In 774, LeBâton City once again reduced the wages they offered to cottage farmers, introducing an incentive system to supplement them. Encouraged by factions in Baronet City, they made the argument that since their profits were down, the farmers should share some fraction of that cost, despite this being wholly contrary to the spirit of their original arrangement. There were still plenty of profits in coffee and tobacco, of course, and the cottage farmers saw this change as pure theft.
Shortly after the new incentives, nearly all of the cottage farmers who were not already involved in the rebellion now formally joined it, having little faith in their contracts. They burned storehouses, attacked land offices, and destroyed markets. This situation spiraled as LeBâton continued to reduce wages, blaming the changes on the costs of the unrelenting attacks.
In 776, LeBâton redrafted the incentive system to offer cottage farmers a “peace commission,” paying significant bonuses based on productivity but also introducing harsh penalties for associating with rebels. Each step along this process was taken with interference from investors in Baronet City, who may not have had Lowgal’s best interests at heart.
“Return to the Land” became the rallying cry of the cottage farmer, now fed up with being the poorly-compensated tools of the Principality. If they were to be landed farmers in all but name, they argued, then they should be allowed to buy their own land, choose their own crops, and bring their goods to a fair market alongside their landed counterparts.
Eventually both the landed and franchise farmers put enough pressure on the Principality that LeBâton relented on one core rule: in 778 they began allowing landed farmers to plant the high-value crops.

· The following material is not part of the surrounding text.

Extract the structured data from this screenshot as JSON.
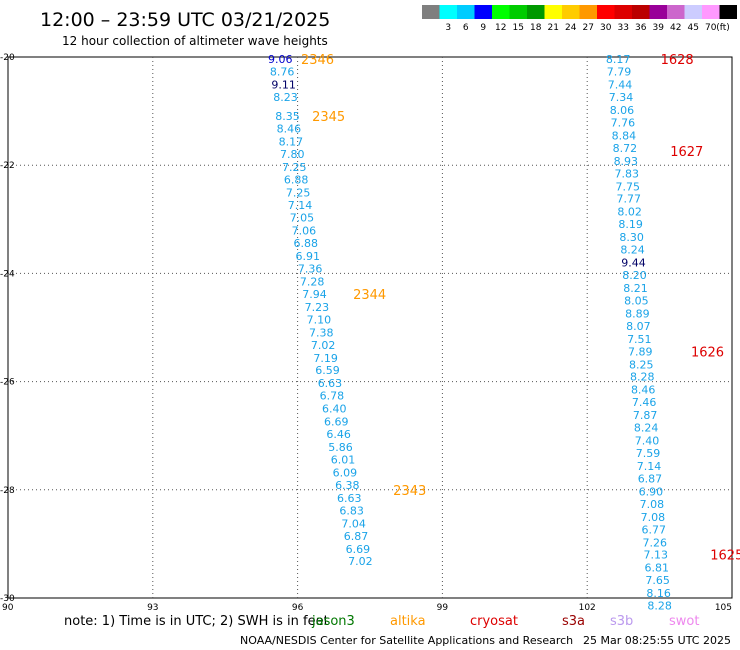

They assumed this change meant that landed and cottage farmers could shift their competition into the marketplace.
For the most part this maneuver was successful, with landed farmers soon marketing their goods as “labor,” and labeling the others as “state.” “Labor” and “state” became the de facto political factions, though by 780 the franchise laws had changed enough that both modes of practice were nearly identical in all but name. The last remaining difference was who owned the land, though even this was slowly becoming a gray area, as the state levied higher and higher taxes on the landed class, and allowed franchise farmers to buy their land outright.

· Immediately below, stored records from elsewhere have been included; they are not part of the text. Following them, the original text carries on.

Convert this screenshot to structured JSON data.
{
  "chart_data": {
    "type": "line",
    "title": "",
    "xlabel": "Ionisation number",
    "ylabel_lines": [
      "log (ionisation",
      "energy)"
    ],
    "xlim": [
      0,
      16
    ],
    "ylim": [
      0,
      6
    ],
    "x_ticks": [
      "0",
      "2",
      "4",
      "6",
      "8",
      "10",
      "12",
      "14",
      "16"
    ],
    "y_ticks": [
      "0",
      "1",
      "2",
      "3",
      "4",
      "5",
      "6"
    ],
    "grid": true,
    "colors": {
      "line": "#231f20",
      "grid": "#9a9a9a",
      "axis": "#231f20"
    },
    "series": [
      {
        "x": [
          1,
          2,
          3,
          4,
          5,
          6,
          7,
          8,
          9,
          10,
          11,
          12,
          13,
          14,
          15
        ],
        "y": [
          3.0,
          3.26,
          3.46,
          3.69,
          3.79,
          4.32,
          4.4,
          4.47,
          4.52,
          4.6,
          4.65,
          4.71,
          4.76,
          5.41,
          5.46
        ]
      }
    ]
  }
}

The camps of “labor” and “state” became well-defined parties, persisting long after the Cottage War. “State” believed in community through distributed resources, while “labor” revered the values of individualism and free enterprise. The core tenets of state are that government can provide a leveling influence over the exigencies of the chaotic marketplace, while labor argues that only the hardworking should reap the benefits of their labors, and that an egalitarian “mother state” strips its citizens of the will and opportunity to gain advantage. These political parties later became better known as the “mother” and “father” parties.
Meanwhile, even more than Tiris and Iona, the biggest unseen victims of this era of change were the farmers and tradesmen of Siné and Bok, across the Siouet. They had lost fortunes with the relocation of tobacco and coffee trades. In fact, those most vengeful among them may have worked with agents from Tiris to touch off the Dragon Wars. But that is another story.